Syncretic belief system in Bengal

Satya Pir (সত্যপীর) is a syncretic belief system created by the fusion of Islam and local religions like Hinduism in Bengal. Experts maintain that the Muslim Satya Pir and the Hindu Satyanarayan essentially represent the same beliefs and rituals.

A century ago, a puja was mainly performed by Hindu women in Bengal and was interchangeably called Satya Pir Puja or Satyanarayan Puja. According to the Indian author Dwijendra Nath Neogi, some Muslims at that time also performed the puja. The author gives theories as to how Pir and Narayan got associated. In one theory, he proposes that Brahmins during the Muslim period of Bengal changed Narayan into Pir in order for the Muslims to believe that they were worshipping an Islamic saint. The other theory says the worship started as that of a Muslim saint, or Pir, and later the Pir was changed into Narayan.
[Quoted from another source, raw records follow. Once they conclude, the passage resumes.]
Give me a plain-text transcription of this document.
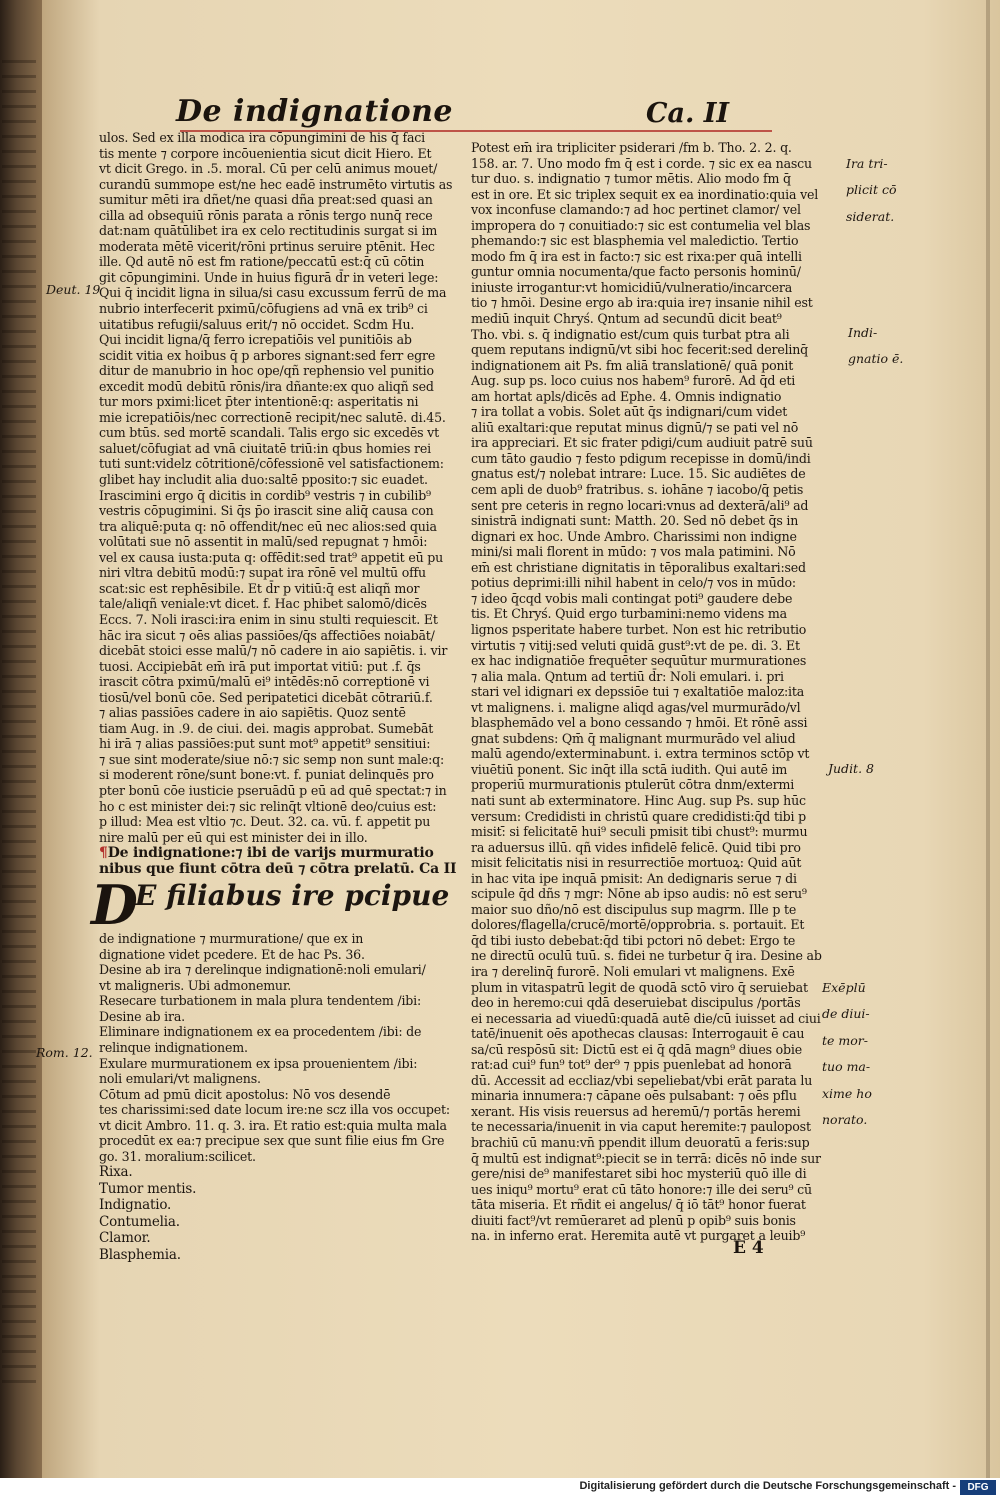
De indignatione	Ca. II

ulos. Sed ex illa modica ira cōpungimini de his q̄ faci

tis mente ⁊ corpore incōuenientia sicut dicit Hiero. Et

vt dicit Grego. in .5. moral. Cū per celū animus mouet/

curandū summope est/ne hec eadē instrumēto virtutis as

sumitur mēti ira dñet/ne quasi dña preat:sed quasi an

cilla ad obsequiū rōnis parata a rōnis tergo nunq̄ rece

dat:nam quātūlibet ira ex celo rectitudinis surgat si im

moderata mētē vicerit/rōni prtinus seruire ptēnit. Hec

ille. Qd autē nō est fm ratione/peccatū est:q̄ cū cōtin

git cōpungimini. Unde in huius figurā d̄r in veteri lege:

Qui q̄ incidit ligna in silua/si casu excussum ferrū de ma

nubrio interfecerit pximū/cōfugiens ad vnā ex trib⁹ ci

uitatibus refugii/saluus erit/⁊ nō occidet. Scdm Hu.

Qui incidit ligna/q̄ ferro icrepatiōis vel punitiōis ab

scidit vitia ex hoibus q̄ p arbores signant:sed ferr egre

ditur de manubrio in hoc ope/qñ rephensio vel punitio

excedit modū debitū rōnis/ira dñante:ex quo aliqñ sed

tur mors pximi:licet p̄ter intentionē:q: asperitatis ni

mie icrepatiōis/nec correctionē recipit/nec salutē. di.45.

cum btūs. sed mortē scandali. Talis ergo sic excedēs vt

saluet/cōfugiat ad vnā ciuitatē triū:in qbus homies rei

tuti sunt:videlz cōtritionē/cōfessionē vel satisfactionem:

glibet hay includit alia duo:saltē pposito:⁊ sic euadet.

Irascimini ergo q̄ dicitis in cordib⁹ vestris ⁊ in cubilib⁹

vestris cōpugimini. Si q̄s p̄o irascit sine aliq̄ causa con

tra aliquē:puta q: nō offendit/nec eū nec alios:sed quia

volūtati sue nō assentit in malū/sed repugnat ⁊ hmōi:

vel ex causa iusta:puta q: offēdit:sed trat⁹ appetit eū pu

niri vltra debitū modū:⁊ supat ira rōnē vel multū offu

scat:sic est rephēsibile. Et d̄r p vitiū:q̄ est aliqñ mor

tale/aliqñ veniale:vt dicet. f. Hac phibet salomō/dicēs

Eccs. 7. Noli irasci:ira enim in sinu stulti requiescit. Et

hāc ira sicut ⁊ oēs alias passiōes/q̄s affectiōes noiabāt/

dicebāt stoici esse malū/⁊ nō cadere in aio sapiētis. i. vir

tuosi. Accipiebāt em̄ irā put importat vitiū: put .f. q̄s

irascit cōtra pximū/malū ei⁹ intēdēs:nō correptionē vi

tiosū/vel bonū cōe. Sed peripatetici dicebāt cōtrariū.f.

⁊ alias passiōes cadere in aio sapiētis. Quoz sentē

tiam Aug. in .9. de ciui. dei. magis approbat. Sumebāt

hi irā ⁊ alias passiōes:put sunt mot⁹ appetit⁹ sensitiui:

⁊ sue sint moderate/siue nō:⁊ sic semp non sunt male:q:

si moderent rōne/sunt bone:vt. f. puniat delinquēs pro

pter bonū cōe iusticie pseruādū p eū ad quē spectat:⁊ in

ho c est minister dei:⁊ sic relinq̄t vltionē deo/cuius est:

p illud: Mea est vltio ⁊c. Deut. 32. ca. vū. f. appetit pu

nire malū per eū qui est minister dei in illo.

¶De indignatione:⁊ ibi de varijs murmuratio

nibus que fiunt cōtra deū ⁊ cōtra prelatū. Ca II

D
E filiabus ire pcipue

de indignatione ⁊ murmuratione/ que ex in

dignatione videt pcedere. Et de hac Ps. 36.

Desine ab ira ⁊ derelinque indignationē:noli emulari/

vt maligneris. Ubi admonemur.

Resecare turbationem in mala plura tendentem /ibi:

Desine ab ira.

Eliminare indignationem ex ea procedentem /ibi: de

relinque indignationem.

Exulare murmurationem ex ipsa prouenientem /ibi:

noli emulari/vt malignens.

Cōtum ad pmū dicit apostolus: Nō vos desendē

tes charissimi:sed date locum ire:ne scz illa vos occupet:

vt dicit Ambro. 11. q. 3. ira. Et ratio est:quia multa mala

procedūt ex ea:⁊ precipue sex que sunt filie eius fm Gre

go. 31. moralium:scilicet.

Rixa.

Tumor mentis.

Indignatio.

Contumelia.

Clamor.

Blasphemia.

Potest em̄ ira tripliciter psiderari /fm b. Tho. 2. 2. q.

158. ar. 7. Uno modo fm q̄ est i corde. ⁊ sic ex ea nascu

tur duo. s. indignatio ⁊ tumor mētis. Alio modo fm q̄

est in ore. Et sic triplex sequit ex ea inordinatio:quia vel

vox inconfuse clamando:⁊ ad hoc pertinet clamor/ vel

impropera do ⁊ conuitiado:⁊ sic est contumelia vel blas

phemando:⁊ sic est blasphemia vel maledictio. Tertio

modo fm q̄ ira est in facto:⁊ sic est rixa:per quā intelli

guntur omnia nocumenta/que facto personis hominū/

iniuste irrogantur:vt homicidiū/vulneratio/incarcera

tio ⁊ hmōi. Desine ergo ab ira:quia ire⁊ insanie nihil est

mediū inquit Chryś. Qntum ad secundū dicit beat⁹

Tho. vbi. s. q̄ indignatio est/cum quis turbat ptra ali

quem reputans indignū/vt sibi hoc fecerit:sed derelinq̄

indignationem ait Ps. fm aliā translationē/ quā ponit

Aug. sup ps. loco cuius nos habem⁹ furorē. Ad q̄d eti

am hortat apls/dicēs ad Ephe. 4. Omnis indignatio

⁊ ira tollat a vobis. Solet aūt q̄s indignari/cum videt

aliū exaltari:que reputat minus dignū/⁊ se pati vel nō

ira appreciari. Et sic frater pdigi/cum audiuit patrē suū

cum tāto gaudio ⁊ festo pdigum recepisse in domū/indi

gnatus est/⁊ nolebat intrare: Luce. 15. Sic audiētes de

cem apli de duob⁹ fratribus. s. iohāne ⁊ iacobo/q̄ petis

sent pre ceteris in regno locari:vnus ad dexterā/ali⁹ ad

sinistrā indignati sunt: Matth. 20. Sed nō debet q̄s in

dignari ex hoc. Unde Ambro. Charissimi non indigne

mini/si mali florent in mūdo: ⁊ vos mala patimini. Nō

em̄ est christiane dignitatis in tēporalibus exaltari:sed

potius deprimi:illi nihil habent in celo/⁊ vos in mūdo:

⁊ ideo q̄cqd vobis mali contingat poti⁹ gaudere debe

tis. Et Chryś. Quid ergo turbamini:nemo videns ma

lignos psperitate habere turbet. Non est hic retributio

virtutis ⁊ vitij:sed veluti quidā gust⁹:vt de pe. di. 3. Et

ex hac indignatiōe frequēter sequūtur murmurationes

⁊ alia mala. Qntum ad tertiū d̄r: Noli emulari. i. pri

stari vel idignari ex depssiōe tui ⁊ exaltatiōe maloz:ita

vt malignens. i. maligne aliqd agas/vel murmurādo/vl

blasphemādo vel a bono cessando ⁊ hmōi. Et rōnē assi

gnat subdens: Qm̄ q̄ malignant murmurādo vel aliud

malū agendo/exterminabunt. i. extra terminos sctōp vt

viuētiū ponent. Sic inq̄t illa sctā iudith. Qui autē im

properiū murmurationis ptulerūt cōtra dnm/extermi

nati sunt ab exterminatore. Hinc Aug. sup Ps. sup hūc

versum: Credidisti in christū quare credidisti:q̄d tibi p

misit:̄ si felicitatē hui⁹ seculi pmisit tibi chust⁹: murmu

ra aduersus illū. qñ vides infidelē felicē. Quid tibi pro

misit felicitatis nisi in resurrectiōe mortuoꝝ: Quid aūt

in hac vita ipe inquā pmisit: An dedignaris serue ⁊ di

scipule q̄d dñs ⁊ mgr: Nōne ab ipso audis: nō est seru⁹

maior suo dño/nō est discipulus sup magrm. Ille p te

dolores/flagella/crucē/mortē/opprobria. s. portauit. Et

q̄d tibi iusto debebat:q̄d tibi pctori nō debet: Ergo te

ne directū oculū tuū. s. fidei ne turbetur q̄ ira. Desine ab

ira ⁊ derelinq̄ furorē. Noli emulari vt malignens. Exē

plum in vitaspatrū legit de quodā sctō viro q̄ seruiebat

deo in heremo:cui qdā deseruiebat discipulus /portās

ei necessaria ad viuedū:quadā autē die/cū iuisset ad ciui

tatē/inuenit oēs apothecas clausas: Interrogauit ē cau

sa/cū respōsū sit: Dictū est ei q̄ qdā magn⁹ diues obie

rat:ad cui⁹ fun⁹ tot⁹ der⁹ ⁊ ppis puenlebat ad honorā

dū. Accessit ad eccliaz/vbi sepeliebat/vbi erāt parata lu

minaria innumera:⁊ cāpane oēs pulsabant: ⁊ oēs pflu

xerant. His visis reuersus ad heremū/⁊ portās heremi

te necessaria/inuenit in via caput heremite:⁊ paulopost

brachiū cū manu:vn̄ ppendit illum deuoratū a feris:sup

q̄ multū est indignat⁹:piecit se in terrā: dicēs nō inde sur

gere/nisi de⁹ manifestaret sibi hoc mysteriū quō ille di

ues iniqu⁹ mortu⁹ erat cū tāto honore:⁊ ille dei seru⁹ cū

tāta miseria. Et rñdit ei angelus/ q̄ iō tāt⁹ honor fuerat

diuiti fact⁹/vt remūeraret ad plenū p opib⁹ suis bonis

na. in inferno erat. Heremita autē vt purgaret a leuib⁹

Deut. 19
Rom. 12.

Ira tri-

plicit cō

siderat.

Indi-

gnatio ē.

Judit. 8

Exēplū

de diui-

te mor-

tuo ma-

xime ho

norato.

E 4
Digitalisierung gefördert durch die Deutsche Forschungsgemeinschaft -	DFG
In folklore, Narayan and Pir get mixed such as one supplicant will address him as Satya Narayan, implying that he is an avatar of Vishnu, while another one in a different tale will be told that Satya Pir has just come from Mecca, which would make him Muslim. Satya Pir is also worshipped by some Buddhists in Bangladesh.

In Odisha, the region adjacent to Bengal, Sufism gained popularity and led to the emergence of the Satya Pir tradition. Even today, some Hindus worship Satyanarayan and Pir together.